Lecture 4: Similarity Queries / Evaluation

Required Reading

Chakrabarti, sec. 3.2.1, pp. 53-56; secs. 3.3.1, 3.3.2, pp. 68-72.

Additional Reading

Syntactic Clustering of the Web Broder, Glassman, Manasse, and Zweig, 1998 (WWW6)

Similarity of two pages

Let T(D) be the set of terms in D (excluding stop-words). Measure the similarity of D1 to D2 as
|T(D1) intersect T(D2)| / |T(D1) union T(D2)| (Jacquard coefficient).

Algorithm for finding most similar pages in a collection (Jacquard coefficient)

for (each document D in collection C) 
   for (each term T in D)
       write record (T,D) to file F1;
sort F1 by T; 
aggregate records from F1 into form (T,S) where S is the set of documents
   containing T (discard terms where |S|=1).
for (each record (T,S))
   for each pair D1,D2 in S
     write record (D1,D2,1) to file F2;
sort F2 by D1,D2;
find number of records (D1,D2,1). This is equal to |T(D1) intersect T(D2)|;
|T(D1) union T(D2)| = |T(D1)| + |T(D2)| - |T(D1) intersect T(D2)|
r = |T(D1) intersect T(D2)| / |T(D1) union T(D2)|;
save pairs with largest values of r (or with r greater than threshhold).
This can be adapted to the vector model as follows:

Algorithm for finding most similar pages in a collection (vector model)

for (each document D in collection C) 
   for (each term T in D) {
       W := coefficient of T in normalized vector of D;
       write record (T,D,W) to file F1;
sort F1 by T; 
aggregate records from F1 into form (T,S) where S is the set of pairs
   [D,W], where (T,D,W) has been written on F1
for (each record (T,S))
   for each (pair [D1,W1], [D2,W2] in S)
     write record (D1,D2,W1*W2) to file F2;
sort F2 by D1,D2;
for (each pair of document (D1,D2) written to F2) {
   similarity(D1,D2) = sum of X over all records [D1,D2,X] in F2;
return the most similar pairs of documents, or pairs of documents with
   similarity greater than threshhold.

Estimating the Jacquard coefficient of sets A and B using random sampling:

Step 1: Choose a value m and a random function P(W) from elements to integers.

Step 2: For set X, let V(X) = { x in X | P(x) mod m = 0} be a sample of X. 
        This is called the  sketch  of X. 
Step 3: | V(A) intersect V(B) | / |V(A) union V(B) | is an estimate of the similarity of A and B.

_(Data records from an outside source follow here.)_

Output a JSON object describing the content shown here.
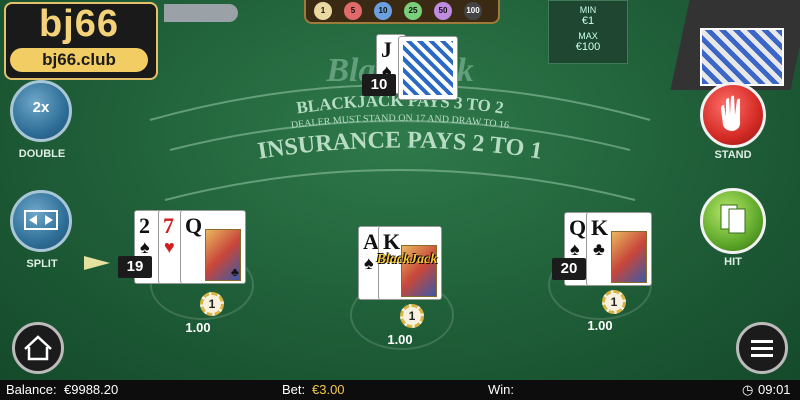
{
  "brand": {
    "logo_text": "bj66",
    "url_text": "bj66.club"
  },
  "table": {
    "felt_title": "BlackJack",
    "line1": "BLACKJACK PAYS 3 TO 2",
    "line2": "DEALER MUST STAND ON 17 AND DRAW TO 16",
    "line3": "INSURANCE PAYS 2 TO 1"
  },
  "limits": {
    "min_label": "MIN",
    "min_value": "€1",
    "max_label": "MAX",
    "max_value": "€100"
  },
  "chip_strip": [
    "1",
    "5",
    "10",
    "25",
    "50",
    "100"
  ],
  "dealer": {
    "score": "10",
    "cards": [
      {
        "rank": "J",
        "suit": "♠",
        "color": "black"
      }
    ]
  },
  "controls": {
    "double_label": "DOUBLE",
    "double_icon_text": "2x",
    "split_label": "SPLIT",
    "stand_label": "STAND",
    "hit_label": "HIT"
  },
  "hands": [
    {
      "score": "19",
      "bet": "1.00",
      "chip": "1",
      "cards": [
        {
          "rank": "2",
          "suit": "♠",
          "color": "black"
        },
        {
          "rank": "7",
          "suit": "♥",
          "color": "red"
        },
        {
          "rank": "Q",
          "suit": "♣",
          "color": "black"
        }
      ]
    },
    {
      "badge": "BlackJack",
      "bet": "1.00",
      "chip": "1",
      "cards": [
        {
          "rank": "A",
          "suit": "♠",
          "color": "black"
        },
        {
          "rank": "K",
          "suit": "♣",
          "color": "black"
        }
      ]
    },
    {
      "score": "20",
      "bet": "1.00",
      "chip": "1",
      "cards": [
        {
          "rank": "Q",
          "suit": "♠",
          "color": "black"
        },
        {
          "rank": "K",
          "suit": "♣",
          "color": "black"
        }
      ]
    }
  ],
  "status_bar": {
    "balance_label": "Balance:",
    "balance_value": "€9988.20",
    "bet_label": "Bet:",
    "bet_value": "€3.00",
    "win_label": "Win:",
    "time": "09:01"
  },
  "colors": {
    "felt": "#1f5e38",
    "stand": "#d42a24",
    "hit": "#5ea82a",
    "action": "#2f6f98"
  }
}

Note: if you just sample A and sample B, get a substantial underestimate of the resemblance. Also note that you can get an independent estimate by using a different random function (or relatively prime modulus), so by using several of these you can get high precision and confidence.

Detection of identical or near-identical pages

Shingle : K consecutive words.
Fix a shingle size K. Let S(A) be the set of shingles in A and let S(B) be the set of shingles in B.

Compute |S(D1) intersect S(D2)| / |S(D1) union S(D2)| (Jacquard coefficient).

(Rather than save actual shingle, you can use a fingerprint of the shingle.)

Implementation uses shingle size = 10, m = 25, 40 bit sketch.

High-level algorithm from Broder et al.
Step 1: Normalize by removing HTML and converting to lower-case.
Step 2: Calculate sketch of shingle set of each document.
Step 3: For each pair of documents, compare sketches to see if they exceed resemblance threshhold.
Step 4: Find connected components.

Further issues:

Evaluation of Web Search

Precision and Recall

D = set of all documents
Q = set of documents retrieved
R = set of relevant documents

QR -- True positives.
Q(D-R) -- False positives. (Irrelevant documents retrieved)
(D-Q)R -- False negatives. (Relevant documents omitted)
(D-Q)(D-R) -- True negatives. (Irrelevant documents omitted)

Percentage correct = (|QR| + |(D-Q)(D-R)|) / D.
Not a good measure; counts false positives and false negatives equally.
E.g. suppose |R|=3.
Q1 has two relevant documents and three irrelevant documents.
Q2 returns one irrelevant document.
Then both are making the same number of errors (4), but clearly Q1 is better than Q2.

Standard measures in IR (in fact, in all applications where the objective is to find a set of solutions):
Precision = |QR| / |Q| -- fraction of retrieved documents that are relevant = 1 - (fraction of retrieved documents that are false positives).
Recall = |QR| / |R| -- fraction of relevant documents that are retrieved = 1 - (fraction of relevant documents that are false negatives).

In the above example Q1 has precision 2/5 and recall 2/3. Q2 has precision and recall = 0.

If Q1 subset Q2, then Recall(Q2) >= Recall(Q1). Prec(Q2) can be either greater or less than Q2. If you consider the precision over the first K documents returned for K = 1, 2, ... then the precision goes up every time dK is relevant and down every time it is irrelevant, so graph is sawtoothed. But on the whole precision tends to go down, so there is a trade-off between recall and precision as you get more documents.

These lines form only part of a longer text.